BACKGROUND: One of the most defining features of gastric cancer (GC) is harboring deficiency in DNA repair that subsequently contributes to carcinogenesis. The X-ray repair cross complementing 1 (XRCC1) protein is a key molecular scaffold required for efficient repair of DNA single-strand breaks (SSBs) to maintain genomic stability. However, further investigation is needed to uncover the role of XRCC1 in innate immune signaling and inflammation in GC. METHODS: We evaluated how loss of XRCC1 leads to accumulation of cytosolic DNA using immunofluorescence localization assay and measuring DNA from cytosolic extract. We applied ON-TARGETplus™ SMARTpool siRNAs to knockdown XRCC1 in gastric cell lines and examined the innate immune siganling and inflammation with and without ATM inhibitor treatment. Further, we examined Type I interferon gene expression in various gastric cancer cell lines and assessed its role in cGAS-STING signaling using RT-qPCR, RNA-Seq, and immunoblot analysis. In addition, we generated conditional knockout XRCC1 mice and characterized the innate immune signaling from stomach tissue extract using RT-qPCR, western blot. Further, the DNA damage and histological analysis was done by immunohistochemistry. RESULTS: In this work, we examined the role of XRCC1 in modulating the innate immune signaling axis via cGAS/STING pathway.

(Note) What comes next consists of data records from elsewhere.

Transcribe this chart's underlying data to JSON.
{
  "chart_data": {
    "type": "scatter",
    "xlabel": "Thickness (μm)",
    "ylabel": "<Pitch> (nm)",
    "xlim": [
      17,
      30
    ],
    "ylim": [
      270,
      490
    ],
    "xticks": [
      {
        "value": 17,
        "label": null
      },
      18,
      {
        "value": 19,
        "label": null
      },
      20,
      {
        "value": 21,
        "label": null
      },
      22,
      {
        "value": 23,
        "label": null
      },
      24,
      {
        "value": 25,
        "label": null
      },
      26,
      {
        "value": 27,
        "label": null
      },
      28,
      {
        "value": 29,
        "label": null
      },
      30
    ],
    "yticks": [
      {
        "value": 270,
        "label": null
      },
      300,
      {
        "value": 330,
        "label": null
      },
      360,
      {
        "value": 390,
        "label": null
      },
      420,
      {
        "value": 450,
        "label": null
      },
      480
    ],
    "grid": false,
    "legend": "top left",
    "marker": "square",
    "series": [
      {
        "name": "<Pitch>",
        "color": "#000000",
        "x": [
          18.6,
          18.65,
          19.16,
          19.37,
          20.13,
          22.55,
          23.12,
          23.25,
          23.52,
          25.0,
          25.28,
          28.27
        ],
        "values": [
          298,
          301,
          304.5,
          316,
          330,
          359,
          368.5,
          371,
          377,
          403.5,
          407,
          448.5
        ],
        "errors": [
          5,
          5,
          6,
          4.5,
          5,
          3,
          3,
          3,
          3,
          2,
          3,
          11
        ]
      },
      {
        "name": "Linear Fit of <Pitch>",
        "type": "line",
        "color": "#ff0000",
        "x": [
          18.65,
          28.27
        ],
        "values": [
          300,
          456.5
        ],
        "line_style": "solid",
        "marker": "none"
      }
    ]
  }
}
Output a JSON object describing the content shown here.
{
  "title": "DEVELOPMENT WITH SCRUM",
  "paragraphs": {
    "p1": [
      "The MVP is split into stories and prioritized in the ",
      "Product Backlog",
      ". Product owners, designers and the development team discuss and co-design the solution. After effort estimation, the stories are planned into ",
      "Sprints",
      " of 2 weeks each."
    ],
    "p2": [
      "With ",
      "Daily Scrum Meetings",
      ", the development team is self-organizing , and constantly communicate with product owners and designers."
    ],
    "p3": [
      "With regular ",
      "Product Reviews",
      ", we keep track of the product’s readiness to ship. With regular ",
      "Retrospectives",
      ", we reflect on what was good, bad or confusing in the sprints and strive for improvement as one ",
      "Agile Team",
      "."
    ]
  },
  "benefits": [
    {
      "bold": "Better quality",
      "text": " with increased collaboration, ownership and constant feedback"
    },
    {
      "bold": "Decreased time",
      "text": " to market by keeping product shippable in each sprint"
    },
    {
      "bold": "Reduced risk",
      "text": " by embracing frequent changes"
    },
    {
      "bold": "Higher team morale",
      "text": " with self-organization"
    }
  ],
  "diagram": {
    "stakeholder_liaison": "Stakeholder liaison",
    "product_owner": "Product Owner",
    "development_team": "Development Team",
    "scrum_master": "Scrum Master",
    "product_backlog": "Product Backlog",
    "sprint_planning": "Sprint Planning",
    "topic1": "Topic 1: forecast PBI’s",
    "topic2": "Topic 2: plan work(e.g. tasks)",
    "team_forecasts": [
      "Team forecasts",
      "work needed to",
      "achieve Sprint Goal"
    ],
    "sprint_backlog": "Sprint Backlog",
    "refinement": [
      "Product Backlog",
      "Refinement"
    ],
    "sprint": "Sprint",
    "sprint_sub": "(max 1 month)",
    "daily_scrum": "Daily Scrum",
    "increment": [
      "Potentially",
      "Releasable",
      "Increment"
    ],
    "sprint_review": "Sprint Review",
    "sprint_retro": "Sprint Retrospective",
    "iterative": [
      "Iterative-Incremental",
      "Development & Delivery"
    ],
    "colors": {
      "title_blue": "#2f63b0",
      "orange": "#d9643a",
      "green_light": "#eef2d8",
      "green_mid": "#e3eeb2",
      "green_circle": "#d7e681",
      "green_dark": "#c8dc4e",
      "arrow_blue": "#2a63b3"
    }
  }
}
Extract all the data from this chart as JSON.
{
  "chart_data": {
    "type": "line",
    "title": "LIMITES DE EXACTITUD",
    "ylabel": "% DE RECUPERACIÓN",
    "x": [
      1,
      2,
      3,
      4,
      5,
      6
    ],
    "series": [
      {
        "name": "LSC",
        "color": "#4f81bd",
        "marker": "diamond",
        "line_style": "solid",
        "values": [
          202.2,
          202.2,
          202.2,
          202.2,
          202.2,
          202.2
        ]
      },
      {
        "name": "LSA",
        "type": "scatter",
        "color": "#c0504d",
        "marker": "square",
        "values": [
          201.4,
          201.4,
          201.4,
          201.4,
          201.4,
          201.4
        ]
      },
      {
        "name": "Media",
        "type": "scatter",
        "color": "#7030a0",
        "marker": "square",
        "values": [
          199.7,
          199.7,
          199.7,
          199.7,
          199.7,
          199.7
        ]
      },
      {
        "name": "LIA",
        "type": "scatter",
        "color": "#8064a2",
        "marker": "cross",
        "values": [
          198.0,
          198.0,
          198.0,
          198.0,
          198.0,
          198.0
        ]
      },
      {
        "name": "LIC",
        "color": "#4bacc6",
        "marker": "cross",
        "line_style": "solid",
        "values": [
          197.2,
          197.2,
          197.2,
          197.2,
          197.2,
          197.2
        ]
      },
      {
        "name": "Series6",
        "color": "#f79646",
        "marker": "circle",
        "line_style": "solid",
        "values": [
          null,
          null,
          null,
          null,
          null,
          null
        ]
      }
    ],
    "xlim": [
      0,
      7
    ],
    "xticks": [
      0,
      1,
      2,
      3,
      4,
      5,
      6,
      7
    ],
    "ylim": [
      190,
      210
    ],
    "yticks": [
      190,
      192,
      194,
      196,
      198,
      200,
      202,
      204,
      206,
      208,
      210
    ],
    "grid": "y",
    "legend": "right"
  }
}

We find that XRCC1 deficient gastric cancer cell lines and mouse stomach tissue shows activation of cGAS/STING signaling. Further, ATM inhibition enhances robust cGAS/STING mediate innate immune signaling and PD-L1 expression in XRCC1 deficient gastric cancer cells. CONCLUSIONS: Results from this work demonstrate that XRCC1 is essential to maintain innate immune homeostasis. Further, this work suggest that ATM inhibitors may provide a potential therapeutic strategy to enhance the PD-L1 expression that could increase the efficacy of an immune checkpoint blockade (ICB) in XRCC1 deficient or low expressing GC. GRAPHICAL ABSTRACT: [Image: see text] SUPPLEMENTARY INFORMATION: The online version contains supplementary material available at 10.1186/s10020-026-01429-0.